Someone had freeze-framed the exact moment I’d lost it last night—the veins in my neck standing out, eyes wild, teeth bared mid-shout. The caption read Chaos Strikes Again.
I grabbed the phone and tossed it onto the seat.
The screen lit once more before going dark, like it wanted to remind me it was still there, still whispering the same accusation the whole damn city was thinking.
You did it again.
I turned the music up, something loud and angry, bass thrumming hard enough to shake the mirrors. The guitars drowned out the noise in my head, but not for long.
Every time I blinked, I could still see that red card flashing in the ref’s hand.
At a stoplight, I caught my reflection in the windshield—tired eyes, rough stubble, tension coiled tight in my jaw like it was carved there. My hands clenched around the steering wheel, knuckles still raw.
“Babysitting kids and cocktail fundraisers,” I muttered. “Yeah, that’ll fix everything.”
The light changed, and I pressed the gas, coasting past rows of lakeside houses. Families out on porches. Couples walking dogs. People whose worlds didn’t implode over a bad call or a temper that never learned to quit.
But the image that wouldn’t leave my head wasn’t the game or the fallout—it was her photo.
Ellery James.
Sharp eyes. Confident smile. That polished, effortless kind of goodness people like me didn’t belong anywhere near.
I could still hear Cam’s voice echoing in the back of my mind: She runs a foundation that helps kids play the sport you just embarrassed.
“She looks like trouble,” I said to no one, a half-smirk tugging at my mouth. The kind of trouble that probably smiled while telling you to sit still and behave.
The kind that made me want to do the opposite.
My apartment greeted me in silence. Minimalist, modern, and empty—just like it always was. A place to sleep between flights, not to live in.
I kicked off my boots and dropped my gear bag on the floor, the dull thud echoing in the stillness. The TV flickered to life automatically, tuned to the sports network because that’s what it always was.
“And that’s the third time this season SWM Storm’s fiery forward loses his cool—”
I grabbed the remote and killed the volume before they could finish dissecting my humiliation.
The silence afterward was worse.
The folder Cam had given me sat on the kitchen counter, Ellery’s foundation logo staring back in calm, storm-blue ink: a soccer ball surrounded by stars. A neat, hopeful little universe where no one ever got suspended for caring too much.
I flipped it open again without meaning to. There was a flyer for the gala tucked inside—Building Futures Through Sports.
Across the bottom, in looping handwriting, was a quote:
“Sports teach us to fight for each other, not against each other.” — Ellery James
I scoffed, but the words lingered anyway, like a bruise I couldn’t stop pressing.
Fight for each other.
Yeah. Easy to say when you weren’t the one losing everything you’d fought for.
I dropped the flyer on the counter and opened the fridge. The light flickered across the empty shelves before settling on the one thing that never judged me—a cold beer. I twisted off the cap, leaned against the counter, and took a long drink.
The fizz burned just enough to feel human again.

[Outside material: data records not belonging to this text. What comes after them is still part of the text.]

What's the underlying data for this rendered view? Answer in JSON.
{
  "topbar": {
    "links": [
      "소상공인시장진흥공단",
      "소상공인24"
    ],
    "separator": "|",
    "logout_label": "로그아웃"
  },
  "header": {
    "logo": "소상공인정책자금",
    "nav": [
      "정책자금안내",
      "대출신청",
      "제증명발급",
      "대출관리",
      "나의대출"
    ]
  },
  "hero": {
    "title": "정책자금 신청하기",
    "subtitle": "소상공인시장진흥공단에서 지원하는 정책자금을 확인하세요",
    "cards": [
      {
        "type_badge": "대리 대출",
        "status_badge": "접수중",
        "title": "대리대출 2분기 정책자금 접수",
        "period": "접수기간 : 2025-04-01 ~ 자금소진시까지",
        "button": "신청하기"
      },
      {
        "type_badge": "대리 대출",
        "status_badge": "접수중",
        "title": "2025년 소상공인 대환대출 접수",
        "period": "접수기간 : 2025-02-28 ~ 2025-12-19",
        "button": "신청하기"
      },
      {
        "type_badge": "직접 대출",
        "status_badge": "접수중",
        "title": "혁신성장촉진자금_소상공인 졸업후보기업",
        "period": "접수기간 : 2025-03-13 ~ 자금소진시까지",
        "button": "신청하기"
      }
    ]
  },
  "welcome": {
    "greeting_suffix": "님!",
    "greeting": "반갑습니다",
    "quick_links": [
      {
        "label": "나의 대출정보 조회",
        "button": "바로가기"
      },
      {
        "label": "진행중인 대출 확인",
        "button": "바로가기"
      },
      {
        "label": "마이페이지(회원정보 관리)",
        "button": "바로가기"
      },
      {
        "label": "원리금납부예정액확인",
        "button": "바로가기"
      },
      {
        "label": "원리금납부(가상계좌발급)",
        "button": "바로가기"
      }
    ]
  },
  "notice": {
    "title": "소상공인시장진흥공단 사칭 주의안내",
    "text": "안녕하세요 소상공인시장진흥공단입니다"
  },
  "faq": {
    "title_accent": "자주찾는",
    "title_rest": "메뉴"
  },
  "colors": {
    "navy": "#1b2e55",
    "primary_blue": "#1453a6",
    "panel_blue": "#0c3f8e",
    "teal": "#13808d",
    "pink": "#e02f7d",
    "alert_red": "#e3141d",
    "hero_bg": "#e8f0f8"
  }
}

My eyes drifted back to the folder, to that logo, to the neat handwriting and the promise I didn’t believe in.
“Guess we’ll see how long she lasts,” I muttered, voice low in the empty kitchen. “Before she gives up on me too.”
The city outside was quiet, the lake gone dark. Somewhere out there, Ellery James was probably planning her perfect little gala, blissfully unaware that the league’s favorite disaster was about to show up and ruin her week.
And for reasons I didn’t want to admit, the thought didn’t make me feel as good as it should’ve.